Es lag zwar ein Anfangsverdacht bezogen auf eine Straftat vor. Wird im Fall des „Adbusting“ das Plakat entfernt, handelt es sich um einen Diebstahl (§ 242 StGB). Zudem liegt eine Sachbeschädigung vor (§ 303 StGB). Ein schwerer Fall ist wegen der Geringwertigkeit auszuschließen. Der Durchsuchungsbeschluss ist deshalb nur verhältnismäßig, wenn die im konkreten Fall zu erwartende Strafe gegenüber der Eingriffsintensität der durchgeführten Wohnungsdurchsuchung ein rechtfertigendes Gewicht hat. Daran fehlt es hier (Rn. 35/36):

„Ob die Durchsuchung eventuell zur Aufklärung bislang ungeklärter Fälle des “Adbustings” hätte beitragen können, muss bei der Frage nach der Schwere der aufzuklärenden Tat daher außer Betracht bleiben. Die zu erwartende Strafe - hätte sich der Tatverdacht des versuchten Diebstahls und der vollendeten Sachbeschädigung im Rahmen der Durchsuchung bestätigt - wäre daher voraussichtlich niedrig ausgefallen. Zwar spricht aus den Taten die Bereitschaft, sich über fremde Eigentums- und Besitzrechte hinwegzusetzen. Zudem übersteigt der Werbewert der Plakate deren materiellen Wert, sodass voraussichtlich keine Bagatellstraftaten anzunehmen gewesen wären. Da es sich bei Erhärtung des Tatverdachts jedoch lediglich um einen versuchten Diebstahl und eine Sachbeschädigung einer jeweils nicht wertvollen Sache gehandelt hätte, wäre die zu erwartende Strafe aufgrund der fehlenden Schwere der Taten wohl dennoch gering.“

„Selbst wenn - wie in den Durchsuchungsanordnungen angegeben - in der Wohnung der Beschwerdeführerin andere Werbeplakate, Werkzeuge zum Öffnen der Schaukästen, Schablonen und sonstige Materialien zur Umgestaltung von Plakaten sowie Mobiltelefone oder Tablets, die die Umgestaltung der Plakate dokumentierten, gefunden worden wären, so könnten diese Gegenstände allenfalls belegen, dass die Beschwerdeführerin wohl für die “Adbusting”-Szene aktiv ist. Einen Rückschluss darauf, ob die Beschwerdeführerin am Tattag in Zueignungsabsicht gehandelt hat, ließen diese Gegenstände hingegen kaum zu.“

d) Zwischenergebnis

Zwischenergebnis ist danach, dass es in Anwendung eines grundrechtseinschränkenden Gesetzes im Sinne des Art. 13 II GG zu einem im Einzelfall unverhältnismäßigen Eingriff gekommen ist, sodass das Grundrecht aus Art. 13 I GG verletzt ist.

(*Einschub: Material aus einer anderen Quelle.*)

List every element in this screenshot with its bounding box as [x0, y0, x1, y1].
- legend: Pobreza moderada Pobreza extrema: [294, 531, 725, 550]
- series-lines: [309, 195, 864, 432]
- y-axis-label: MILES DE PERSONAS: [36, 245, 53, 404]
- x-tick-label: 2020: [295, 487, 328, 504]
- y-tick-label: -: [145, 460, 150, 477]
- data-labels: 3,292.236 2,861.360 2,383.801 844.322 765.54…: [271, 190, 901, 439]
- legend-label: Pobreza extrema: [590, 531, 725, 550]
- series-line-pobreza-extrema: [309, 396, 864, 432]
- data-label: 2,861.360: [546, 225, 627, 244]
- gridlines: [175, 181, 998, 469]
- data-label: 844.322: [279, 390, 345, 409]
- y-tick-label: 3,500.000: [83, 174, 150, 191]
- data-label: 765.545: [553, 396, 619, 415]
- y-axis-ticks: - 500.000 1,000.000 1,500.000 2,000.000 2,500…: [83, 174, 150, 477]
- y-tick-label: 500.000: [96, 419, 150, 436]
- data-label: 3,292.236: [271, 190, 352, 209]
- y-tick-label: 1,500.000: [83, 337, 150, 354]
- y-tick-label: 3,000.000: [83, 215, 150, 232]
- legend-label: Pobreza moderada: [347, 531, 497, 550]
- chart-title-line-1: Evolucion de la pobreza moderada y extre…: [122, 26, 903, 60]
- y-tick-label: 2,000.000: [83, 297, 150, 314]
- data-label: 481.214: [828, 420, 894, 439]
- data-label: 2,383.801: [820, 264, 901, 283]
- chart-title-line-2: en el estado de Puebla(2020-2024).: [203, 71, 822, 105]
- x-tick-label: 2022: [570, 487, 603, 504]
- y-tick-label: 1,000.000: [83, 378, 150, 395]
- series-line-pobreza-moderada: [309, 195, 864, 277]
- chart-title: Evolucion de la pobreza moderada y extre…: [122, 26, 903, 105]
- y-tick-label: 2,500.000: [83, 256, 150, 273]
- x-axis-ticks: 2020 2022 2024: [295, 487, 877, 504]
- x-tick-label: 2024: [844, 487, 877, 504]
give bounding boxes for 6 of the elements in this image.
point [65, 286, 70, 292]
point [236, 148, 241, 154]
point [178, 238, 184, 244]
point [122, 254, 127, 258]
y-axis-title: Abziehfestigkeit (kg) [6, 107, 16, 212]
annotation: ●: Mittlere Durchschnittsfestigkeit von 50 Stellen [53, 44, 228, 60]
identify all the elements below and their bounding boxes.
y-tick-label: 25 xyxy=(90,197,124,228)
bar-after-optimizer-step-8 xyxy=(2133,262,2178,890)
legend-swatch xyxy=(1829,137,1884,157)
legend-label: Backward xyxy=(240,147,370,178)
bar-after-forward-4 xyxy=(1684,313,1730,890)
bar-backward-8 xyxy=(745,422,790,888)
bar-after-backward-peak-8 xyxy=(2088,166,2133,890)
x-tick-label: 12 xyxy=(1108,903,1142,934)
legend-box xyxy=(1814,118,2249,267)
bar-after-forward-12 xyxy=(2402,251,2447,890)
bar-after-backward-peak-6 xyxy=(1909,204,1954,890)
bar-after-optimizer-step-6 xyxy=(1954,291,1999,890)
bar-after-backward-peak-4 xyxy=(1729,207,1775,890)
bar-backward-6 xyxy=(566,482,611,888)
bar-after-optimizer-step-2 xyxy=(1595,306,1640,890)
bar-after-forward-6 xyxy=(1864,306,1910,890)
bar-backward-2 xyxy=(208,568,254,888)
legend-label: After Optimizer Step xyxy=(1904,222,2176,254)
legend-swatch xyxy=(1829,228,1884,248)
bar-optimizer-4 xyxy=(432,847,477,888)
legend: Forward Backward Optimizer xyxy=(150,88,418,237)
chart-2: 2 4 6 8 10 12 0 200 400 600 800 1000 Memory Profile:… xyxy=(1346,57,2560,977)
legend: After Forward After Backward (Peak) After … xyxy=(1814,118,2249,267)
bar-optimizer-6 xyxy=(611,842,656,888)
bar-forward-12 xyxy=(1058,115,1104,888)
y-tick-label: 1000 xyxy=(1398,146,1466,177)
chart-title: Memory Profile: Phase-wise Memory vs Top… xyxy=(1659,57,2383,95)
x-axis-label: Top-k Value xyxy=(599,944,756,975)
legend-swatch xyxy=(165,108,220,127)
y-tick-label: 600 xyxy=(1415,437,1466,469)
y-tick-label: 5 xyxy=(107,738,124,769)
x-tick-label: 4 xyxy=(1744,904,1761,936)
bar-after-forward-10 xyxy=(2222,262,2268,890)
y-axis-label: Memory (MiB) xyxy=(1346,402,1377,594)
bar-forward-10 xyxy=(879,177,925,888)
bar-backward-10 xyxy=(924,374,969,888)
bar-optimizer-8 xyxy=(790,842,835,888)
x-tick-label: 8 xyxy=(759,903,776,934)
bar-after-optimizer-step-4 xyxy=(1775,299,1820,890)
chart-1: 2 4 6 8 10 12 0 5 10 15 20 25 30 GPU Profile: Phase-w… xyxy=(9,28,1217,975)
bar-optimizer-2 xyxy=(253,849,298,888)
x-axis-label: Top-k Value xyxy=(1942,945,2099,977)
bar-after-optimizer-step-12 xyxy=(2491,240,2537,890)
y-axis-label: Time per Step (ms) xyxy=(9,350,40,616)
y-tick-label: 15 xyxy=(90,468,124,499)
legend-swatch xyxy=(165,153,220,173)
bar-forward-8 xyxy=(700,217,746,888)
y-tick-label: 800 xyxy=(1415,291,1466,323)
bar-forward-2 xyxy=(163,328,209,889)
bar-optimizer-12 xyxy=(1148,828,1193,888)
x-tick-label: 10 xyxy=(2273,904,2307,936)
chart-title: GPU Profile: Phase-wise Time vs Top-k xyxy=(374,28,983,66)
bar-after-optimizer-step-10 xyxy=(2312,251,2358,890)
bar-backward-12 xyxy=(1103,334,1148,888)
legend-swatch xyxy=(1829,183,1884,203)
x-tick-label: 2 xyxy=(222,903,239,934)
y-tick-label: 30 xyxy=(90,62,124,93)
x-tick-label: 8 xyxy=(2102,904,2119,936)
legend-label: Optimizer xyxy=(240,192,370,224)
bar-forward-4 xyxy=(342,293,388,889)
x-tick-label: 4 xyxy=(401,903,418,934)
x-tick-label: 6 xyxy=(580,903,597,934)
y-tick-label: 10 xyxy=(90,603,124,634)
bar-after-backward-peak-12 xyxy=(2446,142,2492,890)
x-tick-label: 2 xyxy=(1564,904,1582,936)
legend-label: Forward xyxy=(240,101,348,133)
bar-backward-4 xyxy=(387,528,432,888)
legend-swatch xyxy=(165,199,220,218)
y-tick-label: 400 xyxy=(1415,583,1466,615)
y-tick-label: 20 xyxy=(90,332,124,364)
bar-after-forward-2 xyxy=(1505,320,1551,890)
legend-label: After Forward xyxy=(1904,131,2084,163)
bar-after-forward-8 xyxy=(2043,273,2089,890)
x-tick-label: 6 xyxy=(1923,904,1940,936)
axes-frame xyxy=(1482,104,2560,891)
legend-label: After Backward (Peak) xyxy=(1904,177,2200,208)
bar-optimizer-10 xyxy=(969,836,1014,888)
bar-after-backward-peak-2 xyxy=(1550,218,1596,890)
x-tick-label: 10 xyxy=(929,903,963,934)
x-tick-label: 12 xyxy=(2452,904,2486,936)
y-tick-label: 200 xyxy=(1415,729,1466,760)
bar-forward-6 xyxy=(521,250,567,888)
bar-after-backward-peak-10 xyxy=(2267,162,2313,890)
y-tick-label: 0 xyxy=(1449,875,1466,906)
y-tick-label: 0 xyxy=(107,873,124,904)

2. Meinungsfreiheit Art. 5 I GG und Kunstfreiheit Art. 5 III GG

Demgegenüber treten die Meinungsfreiheit (Art. 5 I GG) und die Kunstfreiheit (Art. 5 III GG) bei einer wertenden Sichtweise zurück. Eine etwaige abschreckende Wirkung, die von einer Hausdurchsuchung auf die Wahrnehmung dieser Freiheitsrechte ausgeht, wäre allenfalls im Rahmen der Verhältnismäßigkeit der Haussuchung zu berücksichtigen, führt aber nicht zu einer eigenständigen thematischen Anwendung dieser Freiheitsrechte.

III. Ergebnis

Die Verfassungsbeschwerde ist begründet, das BVerfG hebt die beanstandeten Entscheidungen von Amtsgericht und Landgericht auf.